All hail LUCY in the sky with Trek in her eyes.
And thanks to Anthony for giving her her much deserved, and seldom given, due.
Great post! Make a nice change from our usual news bulletins. Great artcile guys!
I would like to be the first to say they should put Lucille Ball in the next Star Trek movie, perhaps a hologram of some sort Spock wears around his neck…
If she’d lived as long as her great friend Bob Hope, she’d have celebrated her 100th for real
Thanks Lucy!! :)
Thank you Lucy!!!!
So, Lucy’s son in law is Spock’s brother?
Lawarnce Luckenbill married Lucy’s daughter.
I love Lucy and the family.
Live long and prosper.
Something else Lucy is not often credited for is the recording for post-production technique. She had the producers of her show go with a three camera shoot during tapings so they could choose the best shots and edit them into the show. Thanks Lucy. Let er’ roll!
I’ve never heard that story before…very ‘fascinating’, to coin a phrase. Happy 100th Lucy, and thanks Anthony for a really great story.
Ha…”TOS was a low-budget show” my ass!
Finished reading Inside Star Trek by Mr Solow and Justman
Of course the other Star Trek tie which everyone missed on this page is the fact that little Lucy is married to Sybok (Lawrence Luckinbill)! (They are family friends)
#40- agreed, i have read it a few times and its always enjoyable, and is a reminder (to paraphrase Mike Okuda, I think) of not only our heros on the screen, but the real heros behind the scenes that made it all happen.
Not only was Star Trek fostered by Desilu, but other great shows like the Dick Van Dyke Show and The Andy Griffith Show which are now considered to be some of the great classic show of American tv.
#16. Basement Blogger…
No way… probably because I was using mobile internet on my laptop for a while… I updated my data and is ok now!…
And, thank you Lucy!
Correct me if Im wrong, but didn’t Desilu also do the Dick Van Dyke show? That was another successful series and I seem to remember Desilu being part of it.
Herb Solow also put together a documentary based on “Inside Star Trek: The Real Story”. It’s out there, if you’ve still got a VHS player that works.
I remember there was a story from James Goldstone on that, who directed the second pilot WNMHGB. About how the production was running over schedule and Lucy came down to the set to pitch in to help.
I believe it’s in the same book that Herb Solow tells another story about Lucy coming down to help sweep the stage in between shots during the filming of the first “Trek” pilot to help keep them on schedule.
Also, a good friend of mine acted in one of the color “Lucy” shows back in the day. He said that she was a real pro and did not tolerate fools easily. If you were going to work for her, you’d better know what you’re doing.

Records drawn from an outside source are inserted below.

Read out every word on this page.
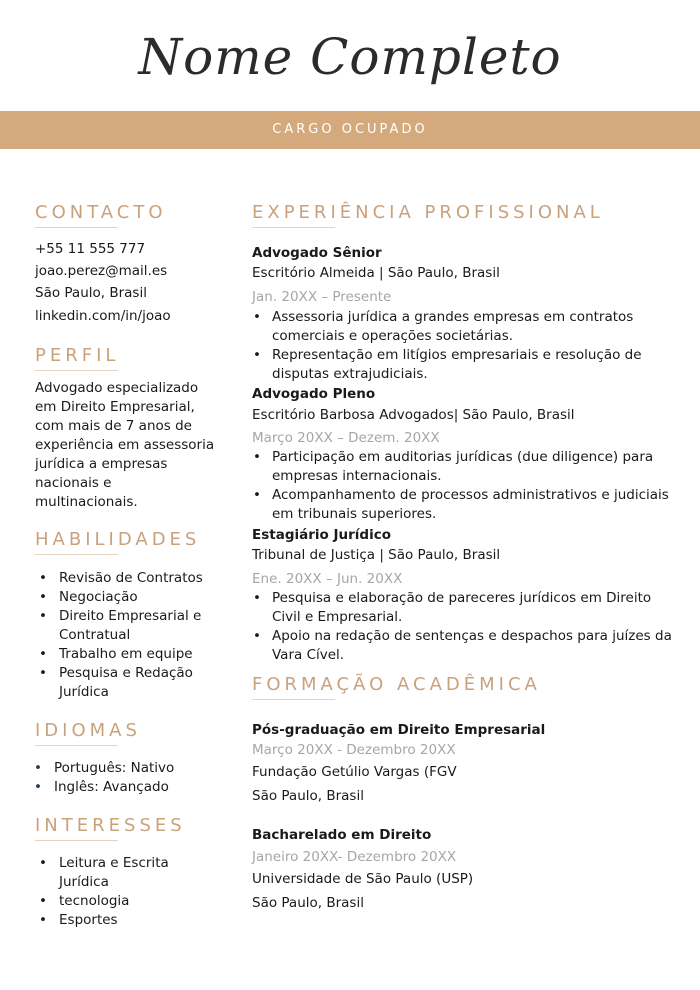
Nome Completo
CARGO OCUPADO
CONTACTO
+55 11 555 777
joao.perez@mail.es
São Paulo, Brasil
linkedin.com/in/joao
PERFIL
Advogado especializado
em Direito Empresarial,
com mais de 7 anos de
experiência em assessoria
jurídica a empresas
nacionais e
multinacionais.
HABILIDADES
• Revisão de Contratos
• Negociação
• Direito Empresarial e Contratual
• Trabalho em equipe
• Pesquisa e Redação Jurídica
IDIOMAS
• Português: Nativo
• Inglês: Avançado
INTERESSES
• Leitura e Escrita Jurídica
• tecnologia
• Esportes
EXPERIÊNCIA PROFISSIONAL
Advogado Sênior
Escritório Almeida | São Paulo, Brasil
Jan. 20XX – Presente
• Assessoria jurídica a grandes empresas em contratos comerciais e operações societárias.
• Representação em litígios empresariais e resolução de disputas extrajudiciais.
Advogado Pleno
Escritório Barbosa Advogados| São Paulo, Brasil
Março 20XX – Dezem. 20XX
• Participação em auditorias jurídicas (due diligence) para empresas internacionais.
• Acompanhamento de processos administrativos e judiciais em tribunais superiores.
Estagiário Jurídico
Tribunal de Justiça | São Paulo, Brasil
Ene. 20XX – Jun. 20XX
• Pesquisa e elaboração de pareceres jurídicos em Direito Civil e Empresarial.
• Apoio na redação de sentenças e despachos para juízes da Vara Cível.
FORMAÇÃO ACADÊMICA
Pós-graduação em Direito Empresarial
Março 20XX - Dezembro 20XX
Fundação Getúlio Vargas (FGV
São Paulo, Brasil
Bacharelado em Direito
Janeiro 20XX- Dezembro 20XX
Universidade de São Paulo (USP)
São Paulo, Brasil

There was a complex shot that involved a lot of people and floor effects. My friend was supposed to run full tilt through a breakaway wall which was more of a stunt. Well he timed it right and did what he was told, but someone left a 2 X 4 behind the breakaway wall where it shouldn’t have been and my friend was knocked out cold. He woke up with Lucy holding his head in her lap. The crew member that left the 2 X 4 behind caught holy hell!
A couple of weeks later my friend went to pick up his check. It was 3 – 4 times more than he expected to be paid. He thought it was a mistake so he asked to speak with Lucy. She told him that she had made a stunt adjustment and added a bonus for him being such a pro on the set.
47. Great story and congrats on getting the lucky number. :)
The answer to the meaning of life, the universe and everything… adjusted for inflation.
47 being the answer to the meaning of life, the universe and everything? You must mean 42, surely?
OK, I forgot about the inflation bit…;)
Lucille Ball – one cool, talented, intelligent and not too bad a looking lady either!
That is a great story. Love that kind of stuff.